The D.C.-based LGBTQ Latinx organization LULAC Lambda has announced it has selected two D.C. residents bound for graduate studies in foreign affairs and higher education to receive its 2021 annual scholarship award.

“For a fourth year in a row, LULAC Lambda will provide scholarships to outstanding scholars who come from our LGBTQ+ Latinx community,” said Erik Rodriquez, the LULAC Lambda president, in a statement released by the group. “Our scholarship program will help these scholars achieve their academic goals and reduce their student debt,” Rodriquez said.

The statement says one of the two scholarship awards, for $1,000, will go to Brian Castro, who will begin studies for a master’s degree in the fall of 2021 at Georgetown University’s Walsh School of Foreign Service.

“The generous scholarship provided by LULAC Lambda will complement my studies by going directly into my tuition costs,” Castro said in the statement. “Though I have been a resident of Washington, D.C., working full-time at a leading public health consulting firm, I am grateful to have received the support from an organization that is also committed to social justice,” he said.

The other scholarship, for $1,300, will go to Victor Javier Rodriguez for his doctoral work in education at Florida State University.

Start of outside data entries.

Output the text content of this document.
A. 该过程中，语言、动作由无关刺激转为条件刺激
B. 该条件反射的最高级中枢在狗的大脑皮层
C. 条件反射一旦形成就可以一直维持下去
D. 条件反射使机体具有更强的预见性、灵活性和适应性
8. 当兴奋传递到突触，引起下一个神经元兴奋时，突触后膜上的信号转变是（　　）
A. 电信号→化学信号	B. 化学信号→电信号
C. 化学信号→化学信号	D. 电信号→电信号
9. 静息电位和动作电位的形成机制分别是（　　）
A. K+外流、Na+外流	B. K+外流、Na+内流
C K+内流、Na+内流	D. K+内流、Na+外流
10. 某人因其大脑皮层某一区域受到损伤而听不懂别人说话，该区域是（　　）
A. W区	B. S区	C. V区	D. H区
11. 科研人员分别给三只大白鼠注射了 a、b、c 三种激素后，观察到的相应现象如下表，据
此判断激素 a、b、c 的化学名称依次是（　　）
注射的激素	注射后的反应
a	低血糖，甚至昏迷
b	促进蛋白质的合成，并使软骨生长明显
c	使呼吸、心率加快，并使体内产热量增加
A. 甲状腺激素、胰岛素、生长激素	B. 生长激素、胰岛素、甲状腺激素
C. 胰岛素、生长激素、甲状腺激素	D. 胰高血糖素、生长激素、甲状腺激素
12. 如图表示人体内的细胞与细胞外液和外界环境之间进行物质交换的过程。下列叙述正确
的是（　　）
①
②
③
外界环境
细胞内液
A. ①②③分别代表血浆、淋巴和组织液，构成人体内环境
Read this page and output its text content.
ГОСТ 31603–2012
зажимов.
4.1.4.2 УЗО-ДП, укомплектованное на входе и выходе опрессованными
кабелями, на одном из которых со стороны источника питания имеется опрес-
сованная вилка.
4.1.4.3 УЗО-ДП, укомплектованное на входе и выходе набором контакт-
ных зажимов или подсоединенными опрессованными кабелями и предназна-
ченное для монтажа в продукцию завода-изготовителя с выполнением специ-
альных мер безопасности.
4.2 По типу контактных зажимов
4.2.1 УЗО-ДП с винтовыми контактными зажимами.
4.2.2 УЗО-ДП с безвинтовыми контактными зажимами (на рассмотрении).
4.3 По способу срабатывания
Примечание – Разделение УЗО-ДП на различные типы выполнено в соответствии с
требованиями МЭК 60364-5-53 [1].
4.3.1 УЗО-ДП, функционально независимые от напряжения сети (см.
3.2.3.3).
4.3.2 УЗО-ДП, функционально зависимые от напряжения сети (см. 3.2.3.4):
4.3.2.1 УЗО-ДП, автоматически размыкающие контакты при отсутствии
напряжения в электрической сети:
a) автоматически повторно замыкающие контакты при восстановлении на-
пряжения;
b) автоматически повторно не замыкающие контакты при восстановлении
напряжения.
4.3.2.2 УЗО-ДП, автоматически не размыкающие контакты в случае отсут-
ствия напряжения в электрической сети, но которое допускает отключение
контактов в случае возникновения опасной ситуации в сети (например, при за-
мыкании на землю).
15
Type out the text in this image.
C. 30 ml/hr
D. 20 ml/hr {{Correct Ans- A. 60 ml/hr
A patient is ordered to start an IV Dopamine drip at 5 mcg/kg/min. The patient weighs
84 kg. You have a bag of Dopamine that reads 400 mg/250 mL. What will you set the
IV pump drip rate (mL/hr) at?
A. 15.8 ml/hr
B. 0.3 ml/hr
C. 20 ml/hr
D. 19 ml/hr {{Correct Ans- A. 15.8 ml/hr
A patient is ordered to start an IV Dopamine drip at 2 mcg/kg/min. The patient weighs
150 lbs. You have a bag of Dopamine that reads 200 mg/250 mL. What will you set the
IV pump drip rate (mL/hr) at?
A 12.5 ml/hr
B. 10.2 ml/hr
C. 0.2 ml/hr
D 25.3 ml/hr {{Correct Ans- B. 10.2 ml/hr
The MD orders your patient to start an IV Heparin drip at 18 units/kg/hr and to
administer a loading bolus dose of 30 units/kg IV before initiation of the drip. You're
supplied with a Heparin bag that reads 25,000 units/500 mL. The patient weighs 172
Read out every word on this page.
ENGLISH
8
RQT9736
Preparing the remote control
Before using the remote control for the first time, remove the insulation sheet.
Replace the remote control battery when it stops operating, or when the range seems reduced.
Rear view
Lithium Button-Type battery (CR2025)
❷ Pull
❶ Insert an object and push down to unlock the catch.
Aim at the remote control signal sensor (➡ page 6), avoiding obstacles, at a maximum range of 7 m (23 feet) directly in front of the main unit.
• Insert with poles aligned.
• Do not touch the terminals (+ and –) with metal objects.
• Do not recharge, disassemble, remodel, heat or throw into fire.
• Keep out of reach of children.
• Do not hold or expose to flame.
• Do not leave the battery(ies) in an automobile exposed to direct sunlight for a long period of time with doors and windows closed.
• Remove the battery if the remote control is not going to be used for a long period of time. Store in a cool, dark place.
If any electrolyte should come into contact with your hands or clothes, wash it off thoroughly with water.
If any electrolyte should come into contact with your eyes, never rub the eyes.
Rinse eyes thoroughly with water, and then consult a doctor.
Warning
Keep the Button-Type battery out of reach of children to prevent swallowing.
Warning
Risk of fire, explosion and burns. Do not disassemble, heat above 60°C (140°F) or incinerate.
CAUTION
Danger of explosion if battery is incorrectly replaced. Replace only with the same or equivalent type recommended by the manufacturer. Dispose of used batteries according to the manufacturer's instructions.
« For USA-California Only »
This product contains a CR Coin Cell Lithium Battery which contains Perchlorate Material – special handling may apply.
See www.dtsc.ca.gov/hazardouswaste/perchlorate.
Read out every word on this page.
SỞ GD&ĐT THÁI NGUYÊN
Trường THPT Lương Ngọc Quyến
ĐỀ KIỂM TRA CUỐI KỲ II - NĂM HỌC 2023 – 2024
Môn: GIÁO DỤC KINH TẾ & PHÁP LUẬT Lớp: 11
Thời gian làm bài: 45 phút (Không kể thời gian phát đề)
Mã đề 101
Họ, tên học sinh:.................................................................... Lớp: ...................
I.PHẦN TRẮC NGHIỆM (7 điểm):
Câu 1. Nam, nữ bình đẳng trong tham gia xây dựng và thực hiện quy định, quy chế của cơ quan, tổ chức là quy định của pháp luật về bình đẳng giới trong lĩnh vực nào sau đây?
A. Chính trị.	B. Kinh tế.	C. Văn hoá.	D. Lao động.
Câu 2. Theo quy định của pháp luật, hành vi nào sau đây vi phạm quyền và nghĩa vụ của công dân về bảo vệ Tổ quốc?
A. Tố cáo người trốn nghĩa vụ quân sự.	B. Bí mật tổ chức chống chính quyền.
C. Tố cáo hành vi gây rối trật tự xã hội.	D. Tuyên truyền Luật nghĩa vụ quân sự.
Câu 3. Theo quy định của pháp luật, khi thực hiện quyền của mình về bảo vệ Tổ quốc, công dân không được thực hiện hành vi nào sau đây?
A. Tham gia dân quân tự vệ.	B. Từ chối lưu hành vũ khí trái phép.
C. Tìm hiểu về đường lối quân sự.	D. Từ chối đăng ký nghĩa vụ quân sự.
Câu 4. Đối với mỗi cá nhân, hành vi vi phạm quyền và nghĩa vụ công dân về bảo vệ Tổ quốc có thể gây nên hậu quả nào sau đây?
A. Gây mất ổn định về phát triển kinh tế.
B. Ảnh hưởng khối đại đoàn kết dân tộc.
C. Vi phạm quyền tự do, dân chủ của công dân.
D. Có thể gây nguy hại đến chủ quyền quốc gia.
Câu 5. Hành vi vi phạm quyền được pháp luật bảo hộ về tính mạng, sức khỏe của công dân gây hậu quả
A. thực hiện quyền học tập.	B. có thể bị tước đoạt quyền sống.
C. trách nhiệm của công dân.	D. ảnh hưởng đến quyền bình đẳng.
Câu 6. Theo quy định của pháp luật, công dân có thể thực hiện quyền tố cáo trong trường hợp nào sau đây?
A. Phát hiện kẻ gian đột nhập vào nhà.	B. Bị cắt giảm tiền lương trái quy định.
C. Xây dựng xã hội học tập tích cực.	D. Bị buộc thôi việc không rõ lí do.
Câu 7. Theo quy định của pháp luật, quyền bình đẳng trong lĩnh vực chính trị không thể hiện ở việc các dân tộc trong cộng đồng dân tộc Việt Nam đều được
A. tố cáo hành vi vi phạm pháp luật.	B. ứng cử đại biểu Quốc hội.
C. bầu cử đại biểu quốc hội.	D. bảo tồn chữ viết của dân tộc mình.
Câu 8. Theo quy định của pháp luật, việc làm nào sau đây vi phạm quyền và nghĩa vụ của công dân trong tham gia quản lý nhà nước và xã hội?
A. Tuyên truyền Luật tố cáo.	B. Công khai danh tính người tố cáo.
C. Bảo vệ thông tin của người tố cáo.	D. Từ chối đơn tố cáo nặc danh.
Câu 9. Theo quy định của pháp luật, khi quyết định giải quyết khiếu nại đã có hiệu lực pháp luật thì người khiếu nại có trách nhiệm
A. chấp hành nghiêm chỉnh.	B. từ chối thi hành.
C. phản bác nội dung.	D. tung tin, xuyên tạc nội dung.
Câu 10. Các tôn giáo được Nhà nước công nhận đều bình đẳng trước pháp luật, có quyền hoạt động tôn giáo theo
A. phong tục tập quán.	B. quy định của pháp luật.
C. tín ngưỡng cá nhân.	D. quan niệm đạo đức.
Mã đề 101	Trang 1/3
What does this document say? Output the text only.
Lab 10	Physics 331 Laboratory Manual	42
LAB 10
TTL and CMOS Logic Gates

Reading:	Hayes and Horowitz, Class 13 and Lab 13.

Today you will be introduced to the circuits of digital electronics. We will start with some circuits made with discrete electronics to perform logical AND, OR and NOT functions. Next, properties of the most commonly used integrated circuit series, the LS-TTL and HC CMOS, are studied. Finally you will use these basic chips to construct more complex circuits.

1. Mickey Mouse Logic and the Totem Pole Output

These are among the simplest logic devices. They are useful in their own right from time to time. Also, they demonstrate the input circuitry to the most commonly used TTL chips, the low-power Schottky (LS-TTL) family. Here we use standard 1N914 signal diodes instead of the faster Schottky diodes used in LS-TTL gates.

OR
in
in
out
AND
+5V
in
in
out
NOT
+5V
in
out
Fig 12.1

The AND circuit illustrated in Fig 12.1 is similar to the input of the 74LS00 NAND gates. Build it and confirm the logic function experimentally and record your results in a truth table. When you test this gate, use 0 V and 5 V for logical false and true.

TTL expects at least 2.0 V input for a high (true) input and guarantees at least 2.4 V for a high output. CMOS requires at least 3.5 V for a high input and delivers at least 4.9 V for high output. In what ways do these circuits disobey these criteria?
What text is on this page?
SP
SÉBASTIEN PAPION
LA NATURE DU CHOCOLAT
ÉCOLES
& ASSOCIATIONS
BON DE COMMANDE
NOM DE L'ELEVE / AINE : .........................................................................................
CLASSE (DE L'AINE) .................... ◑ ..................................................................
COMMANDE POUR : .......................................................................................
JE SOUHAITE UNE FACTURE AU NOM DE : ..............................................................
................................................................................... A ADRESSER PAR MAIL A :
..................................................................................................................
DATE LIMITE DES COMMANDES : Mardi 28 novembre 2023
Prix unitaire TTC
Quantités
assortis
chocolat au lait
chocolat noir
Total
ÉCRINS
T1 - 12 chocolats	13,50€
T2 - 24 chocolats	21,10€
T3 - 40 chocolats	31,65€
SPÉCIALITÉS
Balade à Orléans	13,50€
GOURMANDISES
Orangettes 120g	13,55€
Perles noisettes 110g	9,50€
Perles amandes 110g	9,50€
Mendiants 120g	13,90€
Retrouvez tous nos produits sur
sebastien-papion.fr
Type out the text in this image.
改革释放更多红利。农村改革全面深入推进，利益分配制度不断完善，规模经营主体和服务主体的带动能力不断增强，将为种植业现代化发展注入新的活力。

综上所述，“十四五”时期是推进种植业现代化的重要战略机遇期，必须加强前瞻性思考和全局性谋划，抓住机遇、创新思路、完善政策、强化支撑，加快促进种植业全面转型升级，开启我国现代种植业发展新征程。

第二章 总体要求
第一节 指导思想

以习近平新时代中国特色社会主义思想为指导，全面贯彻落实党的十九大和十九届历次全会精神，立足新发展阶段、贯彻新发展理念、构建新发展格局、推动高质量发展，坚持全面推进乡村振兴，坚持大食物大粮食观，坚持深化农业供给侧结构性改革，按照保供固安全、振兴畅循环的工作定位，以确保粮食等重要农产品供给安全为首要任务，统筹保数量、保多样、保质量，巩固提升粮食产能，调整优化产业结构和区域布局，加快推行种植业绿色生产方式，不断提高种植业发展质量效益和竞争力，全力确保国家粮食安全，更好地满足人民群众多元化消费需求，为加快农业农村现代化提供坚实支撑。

The LULAC Lambda statement says Javier Rodriquez’s academic interest lies in “exploring the relationship between school communities and districts’ implementation of anti-racist practice and student success.”

In his own words, Javier Rodriquez said, “A long-term career goal of mine is to affect change at the federal level through the United States Department of Education, in which I would work to address our nation’s education crisis by advocating for equitable policies and practices that improve the outcome for all our students, especially those who are most vulnerable.”

LULAC Lambda says it was founded in October 2014 “to mobilize and strengthen the LGBTQ+ and Latinx communities of Washington, D.C. through community and civic engagement.” It is one of 1,000 chapters across the country affiliated with the League of United Latin American Citizens (LULAC), the nation’s largest and oldest Latinx volunteer-based civil rights organization, the group’s statement says.